Octava y última consideración: hemos repetido tantas veces la misma historia desde los años ochenta hasta hoy. Tal es lo que dice a gritos el acervo testimonial que Olga Behar recoge en este libro.
Cerrar el ciclo implicaba un viraje fundamental. Este viraje no es simplemente procedimental, es un viraje en los marcos normativos de la negociación.
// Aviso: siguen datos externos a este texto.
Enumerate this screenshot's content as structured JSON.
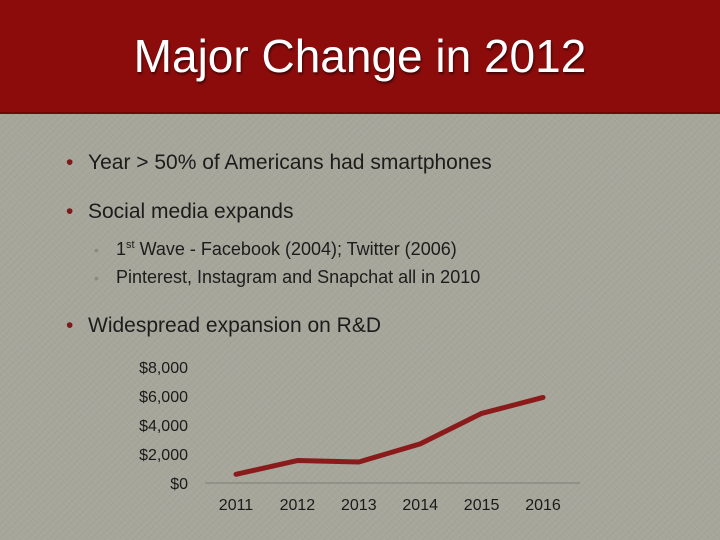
{
  "slide": {
    "title": "Major Change in 2012",
    "bullets": [
      {
        "text": "Year > 50% of Americans had smartphones"
      },
      {
        "text": "Social media expands"
      },
      {
        "text": "Widespread expansion on R&D"
      }
    ],
    "sub_bullets": [
      {
        "prefix": "1",
        "sup": "st",
        "rest": " Wave - Facebook (2004); Twitter (2006)"
      },
      {
        "text": "Pinterest, Instagram and Snapchat all in 2010"
      }
    ]
  },
  "colors": {
    "title_bar": "#8c0c0c",
    "line": "#8b1a1a",
    "background": "#a6a69b"
  },
  "chart_data": {
    "type": "line",
    "title": "",
    "xlabel": "",
    "ylabel": "",
    "x": [
      "2011",
      "2012",
      "2013",
      "2014",
      "2015",
      "2016"
    ],
    "ylim": [
      0,
      8000
    ],
    "y_ticks": [
      "$0",
      "$2,000",
      "$4,000",
      "$6,000",
      "$8,000"
    ],
    "y_tick_values": [
      0,
      2000,
      4000,
      6000,
      8000
    ],
    "series": [
      {
        "values": [
          600,
          1550,
          1450,
          2700,
          4800,
          5900
        ]
      }
    ],
    "grid": false,
    "legend": "none"
  }
}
Una ruptura con la tradición de soberanía negociadora de nuestras viejas guerras dominada por la doble tarea de incorporación política y amnistía.
La de hoy se somete a los marcos y exigencias internacionales de la justicia transicional; es decir, se negocia sobre la base de que hay razones para la guerra pero también que la guerra produce daños que hay que superar reconociendo, reparando, esclareciendo.
El éxito de las negociaciones de La Habana radicaría, por lo tanto, no en la herencia negociadora acumulada, sino en la ruptura con los esquemas que habían predominado en los procesos anteriores, admirablemente documentados por Olga Behar en estas siempre inconclusas Guerras de la paz.